INFOOD – Como surgiu a ideia de montar o CO.MO.? Vocês já tinham experiência na área gastronômica ?

PEDRO VILELA – A gente tem carreiras que convergiram para o CO.MO., mas elas são bem diferentes. Sou formado em administração e sempre quis empreender, meu avô era comerciante. Não sabia exatamente o que iria fazer, nem o timing. Tomei, então, a decisão de ir primeiro ao mercado de trabalho: comecei trabalhando durante 8 anos com consultoria de gestão e estratégia; morei um tempo fora e, na volta, no final de 2013, voltei sabendo que queria empreender. Foi quando eu conheci o Rafa e a gente começou a discutir e  fazer, eventualmente, uma coisa juntos.

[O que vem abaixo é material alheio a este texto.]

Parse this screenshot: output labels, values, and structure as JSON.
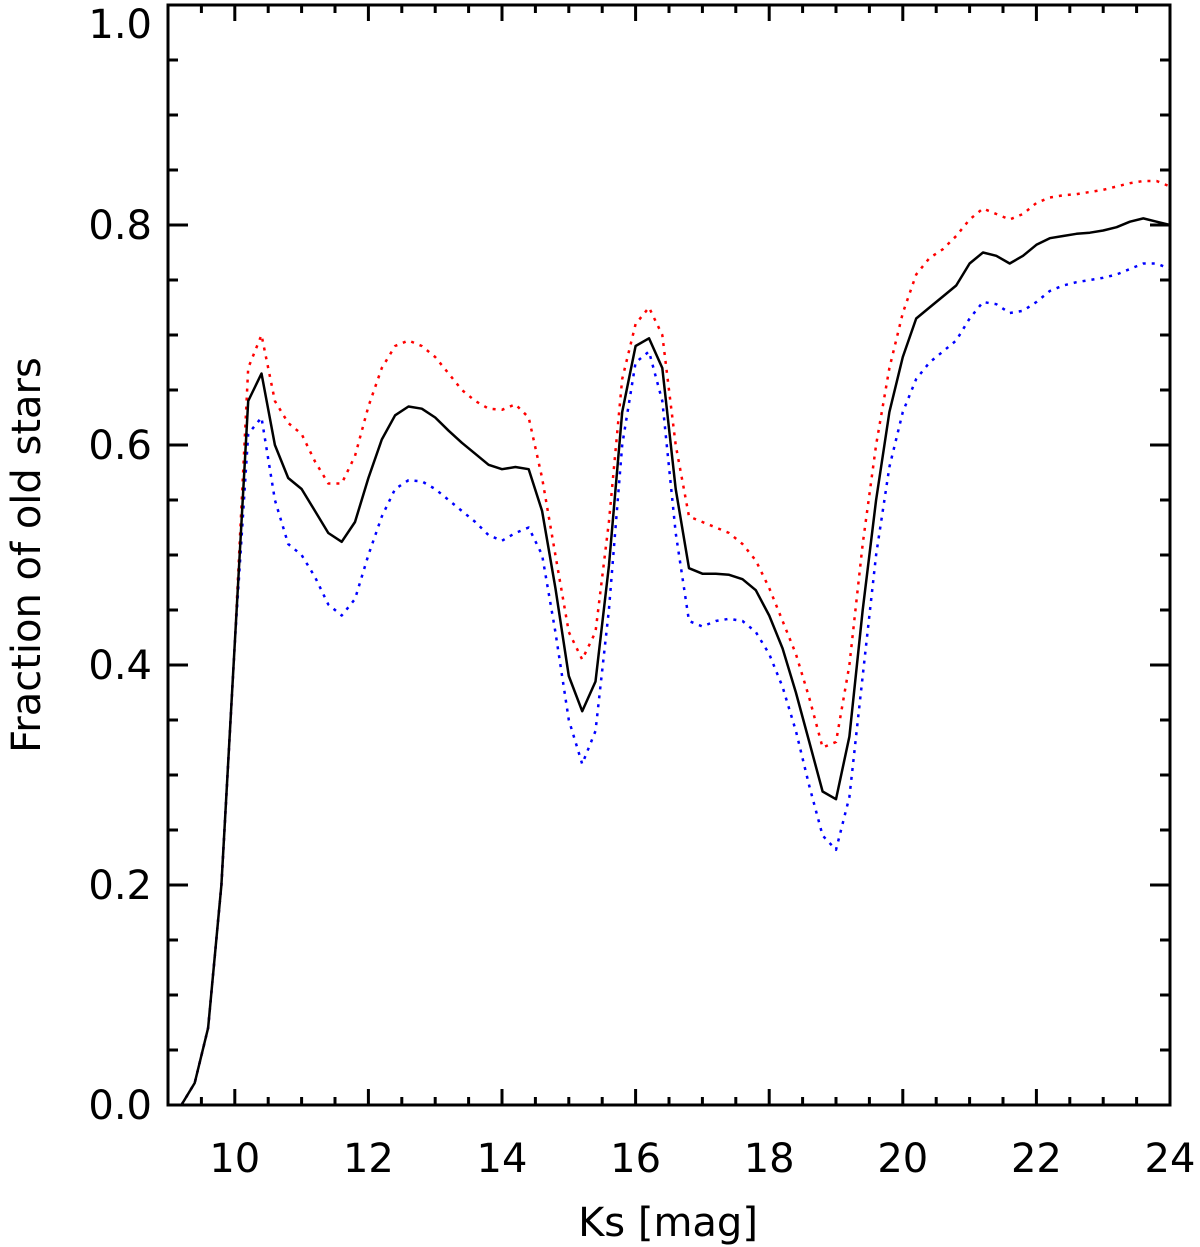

RAFAEL COUTINHO – Sou formado em comunicação, trabalhei um tempo em publicidade. Não via minha carreira seguindo para isso e dei um tiro no escuro, mas eu gostava de cozinhar. Passei em lugares bons, que me formaram como cozinheiro e, em determinado momento, fiquei de saco cheio do meu antigo emprego. Eu tinha pouca liberdade para fazer o que queria e decidi empreender na área de restauração. E foi na mesma época em que ele (Pedro) estava voltando para o Brasil, e a gente começou a conversar. É uma profissão muito prática mesmo. Não senti necessidade de estudar.

 

INFOOD – Há quanto tempo existe o CO.MO. ?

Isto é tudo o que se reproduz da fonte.